Can't find anything right now, this (JSTOR link) is a pretty good source on George's relationship and opinions on labor overall. He sought labor as allies but wasn't exactly a committed unionist.
 

BClick

AHC: French Montana
#11
Just read through the Henry George chapter in Darcy Richardson's book Others: Third Parties During The Populist Period and discovering that there was a real moment for a labor party to crystalize in the 1886 elections. Labor parties elected three members to Congress, Henry Smith in Milwaukee, Samuel Isaac Hopkins in Lynchburg, and John Nichols in Raleigh, and came close to electing Daniel F. Gleason in Chicago and Isom Langley in Arkansas. Most wild of all they came within 825 votes of unseating the incumbent Speaker of the House John G. Carlisle with George H. Thobe (spelled Thoebe in book) a local woodcarver. Following that, in local 1887 elections, labor parties came achingly close to winning the mayor's office in Cincinnati and were expected to win in Milwaukee only to lose a close election. They also had the potential to win in Chicago if the Democrats and Republicans didn't unite their ticket (Labor ended up taking 31% of the vote). The big question is whether or not a coalition of single-taxers, unions, socialists, and rural populists can hold together or split as they did in New York fairly quickly after George's defeat. But I'm now seeing a world where the various labor parties that emerged in 1886 are able to use the momentum of their victories to pull themselves together and create a united party. Knocking out the Speaker of the House and having the mayoralties of the two largest cities in America would be nothing to sniff at...

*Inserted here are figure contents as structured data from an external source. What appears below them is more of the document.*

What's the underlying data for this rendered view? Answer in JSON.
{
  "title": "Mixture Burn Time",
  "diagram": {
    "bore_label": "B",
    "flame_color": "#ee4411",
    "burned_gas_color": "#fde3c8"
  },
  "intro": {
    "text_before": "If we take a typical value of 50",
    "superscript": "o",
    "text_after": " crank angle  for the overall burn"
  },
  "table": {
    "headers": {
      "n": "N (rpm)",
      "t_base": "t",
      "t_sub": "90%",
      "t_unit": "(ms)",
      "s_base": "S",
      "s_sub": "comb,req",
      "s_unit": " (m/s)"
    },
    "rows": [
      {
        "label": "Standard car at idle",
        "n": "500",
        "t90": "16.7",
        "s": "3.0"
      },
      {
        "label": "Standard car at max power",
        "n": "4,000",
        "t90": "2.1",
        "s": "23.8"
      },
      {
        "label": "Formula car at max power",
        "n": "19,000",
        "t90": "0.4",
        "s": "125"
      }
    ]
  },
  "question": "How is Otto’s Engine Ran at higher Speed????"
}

Can't find anything right now, this (JSTOR link) is a pretty good source on George's relationship and opinions on labor overall. He sought labor as allies but wasn't exactly a committed unionist.
Interesting! I'm reading Lawrence Goodwyn's history of the Populists at the moment, I'll be looking for any information about their relationship with labor.
 

Japhy

Harry Turtledove thinks I'm funny.
Published by SLP
#12
Interesting! I'm reading Lawrence Goodwyn's history of the Populists at the moment, I'll be looking for any information about their relationship with labor.
Hot Time in the Old Time by Edward P. Kohn is a good read that really covers just how Bryan and other Populists were viewed by Urban Working classes among other stories. Also shows the different ground games between Agrarian Populists and Aristocratic Progressives.